If for some reason you're not comfortable sharing here, you can send me a DM. Thank you in advance.
Interested
Bump
How much direct investing are you doing? If it's a SWF where they do mostly direct, then ~$250K+ USD for Sr. Assoc seems fine, maybe less if you're only doing co-investments (my reference points mostly coinvest and pension funds, but imo I think it should be similar).
@chihayafull, thanks for the reply!
It's QIA, they are very secretive about their PE operations, but they do both direct and co-investment deals.
Bump
If you're going to move to the Middle East (bit unclear from your topic title), I've seen friends encountering some difficulty when trying to lateral back to their home countries into more traditional GPs at a similar seniority level - this for APAC so not sure if it's the same situation in Europe.

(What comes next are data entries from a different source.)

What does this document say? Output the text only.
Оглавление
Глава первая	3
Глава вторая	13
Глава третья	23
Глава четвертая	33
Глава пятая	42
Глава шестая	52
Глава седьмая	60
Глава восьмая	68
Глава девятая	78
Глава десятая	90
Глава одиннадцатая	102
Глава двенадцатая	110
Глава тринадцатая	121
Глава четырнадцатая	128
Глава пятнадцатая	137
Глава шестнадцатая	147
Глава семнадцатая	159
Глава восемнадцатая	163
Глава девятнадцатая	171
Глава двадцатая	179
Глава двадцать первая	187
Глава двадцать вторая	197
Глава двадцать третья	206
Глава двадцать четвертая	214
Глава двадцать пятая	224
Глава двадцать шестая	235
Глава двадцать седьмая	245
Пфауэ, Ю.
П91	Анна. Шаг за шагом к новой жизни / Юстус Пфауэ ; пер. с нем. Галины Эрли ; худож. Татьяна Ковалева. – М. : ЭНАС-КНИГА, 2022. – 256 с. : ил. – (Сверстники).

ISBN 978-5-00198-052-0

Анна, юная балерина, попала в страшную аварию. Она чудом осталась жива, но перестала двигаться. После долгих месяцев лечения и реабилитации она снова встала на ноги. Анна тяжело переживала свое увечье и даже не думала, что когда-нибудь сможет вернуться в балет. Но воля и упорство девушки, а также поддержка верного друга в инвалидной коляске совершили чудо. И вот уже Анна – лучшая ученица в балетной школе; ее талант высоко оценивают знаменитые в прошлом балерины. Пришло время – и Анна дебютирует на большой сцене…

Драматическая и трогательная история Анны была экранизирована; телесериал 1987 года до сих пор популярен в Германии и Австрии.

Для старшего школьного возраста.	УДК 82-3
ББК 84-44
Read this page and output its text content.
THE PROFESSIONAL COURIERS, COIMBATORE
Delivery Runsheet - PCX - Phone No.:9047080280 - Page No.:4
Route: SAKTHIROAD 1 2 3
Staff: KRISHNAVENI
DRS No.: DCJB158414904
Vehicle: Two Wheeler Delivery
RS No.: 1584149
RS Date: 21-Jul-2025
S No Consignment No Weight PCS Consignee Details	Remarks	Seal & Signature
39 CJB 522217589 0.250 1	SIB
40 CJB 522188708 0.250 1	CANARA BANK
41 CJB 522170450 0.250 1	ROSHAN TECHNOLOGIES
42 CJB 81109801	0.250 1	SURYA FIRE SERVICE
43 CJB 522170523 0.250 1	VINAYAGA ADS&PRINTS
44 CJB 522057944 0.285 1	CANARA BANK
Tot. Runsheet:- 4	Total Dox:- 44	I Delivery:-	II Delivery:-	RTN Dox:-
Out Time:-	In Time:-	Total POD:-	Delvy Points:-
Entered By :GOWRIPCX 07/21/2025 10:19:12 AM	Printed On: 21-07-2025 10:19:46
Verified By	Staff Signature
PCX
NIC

Amazing benefits while you're in the Middle East though (housing, transportation etc)
Thanks for the reply!
Yes, sorry. The position would be based in the middle east.
Just curious, it seems like people who work for the Canadian Pension funds tend to have pretty strong exits at all levels.
Anyone have any idea why the discrepancy between Middle East SWF and Canadian Pensions have such disparate outcomes?
Large developed world (Australia, Singapore, Europe, North American etc) pension funds / SWFs are generally institutionally run and staffed with competent people. Middle Eastern SWFs range in quality from the same as developed world pension funds to political play things of monarchs, staffed with a significant portion of locals who aren't competent and haven't had to earn their position compared to expats. This can seriously taint the perception of them as a whole.
General feedback I've heard tends to be Canadian pensions are more sophisticated (more structured IC processes / leaders with stronger pedigree) and have proven track record in leading sizeable directs, while their ME peers have lagged in this regard.
You see CPPIB doing this all the time, versus say a QIA/ADIA. Might not be entirely true but impressions matter in the recruiting game..
Makes sense my UMM firm has hired a couple people from the Canadian pensions at the mid-senior level on our PE and real assets teams and they are reportedly really, really good.
Seems like they were able to take leadership roles earlier so seem to be sourcing machines / know how to handle a process compared to some of the megafund hires at that level. Arguably the Canadian pension hires are moving up due to strong performance at their prior shops while the megafund hires might be moving down due to weaker performance so that may play a factor as well.
We have no hires in US from SWFs so no point of comparison.
Bottom line: for a Senior associate role in a top SWF based in the Middle East I should expect over $250k base comp including benefits (housing, transportation, etc.) and troublesome exit.